We define a signed network $G^{\pm}$ as a pair of graphs $G^{\pm}=(G^+, G^-)$, where $G^+=(V,E^+)$ encodes positive (friendship) relations and $G^-=(V,E^-)$ encodes negative (enmity) ones. In this talk we discuss major drawbacks of popular extensions of spectral clustering to signed networks. Our analysis shows that in expectation under the Stochastic Block Model (SBM) existing approaches do not recover ground-truth clusters even when either $G^+$ or $G^-$ contains no noise.

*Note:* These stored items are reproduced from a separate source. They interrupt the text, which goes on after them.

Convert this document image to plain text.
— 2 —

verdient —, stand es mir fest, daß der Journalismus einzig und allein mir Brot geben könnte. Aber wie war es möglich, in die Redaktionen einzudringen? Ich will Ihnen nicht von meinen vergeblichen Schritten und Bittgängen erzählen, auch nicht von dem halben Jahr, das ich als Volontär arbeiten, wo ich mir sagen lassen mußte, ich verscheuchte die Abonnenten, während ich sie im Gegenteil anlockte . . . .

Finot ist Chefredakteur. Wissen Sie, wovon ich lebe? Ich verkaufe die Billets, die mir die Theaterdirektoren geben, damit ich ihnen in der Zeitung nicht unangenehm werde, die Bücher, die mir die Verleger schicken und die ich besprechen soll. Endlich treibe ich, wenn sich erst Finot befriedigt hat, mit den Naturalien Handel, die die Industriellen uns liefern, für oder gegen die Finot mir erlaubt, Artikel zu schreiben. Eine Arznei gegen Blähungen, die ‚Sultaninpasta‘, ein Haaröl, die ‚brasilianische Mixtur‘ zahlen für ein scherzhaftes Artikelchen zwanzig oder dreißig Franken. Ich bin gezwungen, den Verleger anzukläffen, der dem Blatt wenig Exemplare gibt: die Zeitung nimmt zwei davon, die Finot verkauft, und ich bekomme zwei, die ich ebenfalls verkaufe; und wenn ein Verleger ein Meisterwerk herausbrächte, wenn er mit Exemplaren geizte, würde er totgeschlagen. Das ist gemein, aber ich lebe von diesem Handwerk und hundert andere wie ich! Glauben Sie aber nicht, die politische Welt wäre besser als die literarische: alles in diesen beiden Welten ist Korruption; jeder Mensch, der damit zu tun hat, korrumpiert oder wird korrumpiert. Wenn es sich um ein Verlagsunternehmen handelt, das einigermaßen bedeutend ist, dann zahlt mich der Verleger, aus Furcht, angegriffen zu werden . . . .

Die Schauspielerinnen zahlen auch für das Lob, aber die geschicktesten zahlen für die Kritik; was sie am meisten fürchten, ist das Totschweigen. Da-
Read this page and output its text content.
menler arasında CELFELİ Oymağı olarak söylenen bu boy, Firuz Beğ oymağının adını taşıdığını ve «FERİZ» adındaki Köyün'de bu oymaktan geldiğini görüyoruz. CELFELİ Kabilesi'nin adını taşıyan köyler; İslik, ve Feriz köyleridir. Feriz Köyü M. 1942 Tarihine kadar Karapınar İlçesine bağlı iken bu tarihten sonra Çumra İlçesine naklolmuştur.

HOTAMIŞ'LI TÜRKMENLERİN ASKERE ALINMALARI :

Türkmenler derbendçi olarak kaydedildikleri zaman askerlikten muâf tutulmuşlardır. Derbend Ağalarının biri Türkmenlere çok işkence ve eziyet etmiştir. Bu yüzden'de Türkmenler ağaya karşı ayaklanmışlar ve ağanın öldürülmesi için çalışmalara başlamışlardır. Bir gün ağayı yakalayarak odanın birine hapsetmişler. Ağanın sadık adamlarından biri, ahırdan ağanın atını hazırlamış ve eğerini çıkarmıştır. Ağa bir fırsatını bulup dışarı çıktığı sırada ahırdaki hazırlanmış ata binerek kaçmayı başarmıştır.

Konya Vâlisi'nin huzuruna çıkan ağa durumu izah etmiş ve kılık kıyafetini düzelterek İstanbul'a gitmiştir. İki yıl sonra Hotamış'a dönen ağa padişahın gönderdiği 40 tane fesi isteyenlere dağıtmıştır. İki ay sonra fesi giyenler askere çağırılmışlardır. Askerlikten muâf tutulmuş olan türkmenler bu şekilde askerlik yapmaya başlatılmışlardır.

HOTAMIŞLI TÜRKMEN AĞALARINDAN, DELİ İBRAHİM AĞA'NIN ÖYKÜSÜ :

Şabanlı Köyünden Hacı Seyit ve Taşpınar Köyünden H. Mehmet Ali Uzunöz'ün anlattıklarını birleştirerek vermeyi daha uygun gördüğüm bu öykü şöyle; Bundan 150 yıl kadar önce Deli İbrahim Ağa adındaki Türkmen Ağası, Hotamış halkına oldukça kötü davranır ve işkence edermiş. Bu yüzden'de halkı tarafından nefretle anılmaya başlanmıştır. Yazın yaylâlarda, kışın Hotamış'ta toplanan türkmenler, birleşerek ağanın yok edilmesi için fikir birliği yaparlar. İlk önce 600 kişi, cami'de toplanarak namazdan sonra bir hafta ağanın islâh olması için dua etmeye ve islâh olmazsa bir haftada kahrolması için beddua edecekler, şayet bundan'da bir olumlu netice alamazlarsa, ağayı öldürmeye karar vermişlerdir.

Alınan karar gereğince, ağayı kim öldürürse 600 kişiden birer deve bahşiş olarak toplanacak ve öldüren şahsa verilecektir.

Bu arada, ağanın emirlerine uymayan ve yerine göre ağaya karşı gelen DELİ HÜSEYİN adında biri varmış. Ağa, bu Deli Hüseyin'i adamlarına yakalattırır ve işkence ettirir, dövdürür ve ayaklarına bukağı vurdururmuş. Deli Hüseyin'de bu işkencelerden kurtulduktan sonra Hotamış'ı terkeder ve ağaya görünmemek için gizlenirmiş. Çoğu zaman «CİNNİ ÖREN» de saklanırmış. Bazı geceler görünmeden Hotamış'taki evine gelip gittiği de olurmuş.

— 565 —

This problem arises as existing approaches merge the informations from $G^+$ and $G^-$ through a form of arithmetic mean of Laplacians or adjacencies of the positive and negative part. We propose to use the geometric mean of the Laplacian matrix $L$ of $G^+$ and the signless Laplacian $Q$ of $G^-$, defined by $$ L \# Q = L^\frac{1}{2} ( L^{-\frac{1}{2}} Q L^{-\frac{1}{2}} )^\frac{1}{2} {L}^\frac{1}{2}$$
We show that in expectation under the SBM the extremal eigenvectors of the matrix $L \# Q$ recover ground-truth clusters in any reasonable clustering setting, outperforming existing approaches.
We propose a numerical method to efficiently compute some extremal eigenvectors of the geometric mean $L \# Q$ without ever computing $L \# Q$ itself. Our algorithm is based on the inverse power method and the extended Krylov subspace technique, and applies to the geometric mean $A \# B$ of a generic pair of positive definite matrices $A$ and $B$.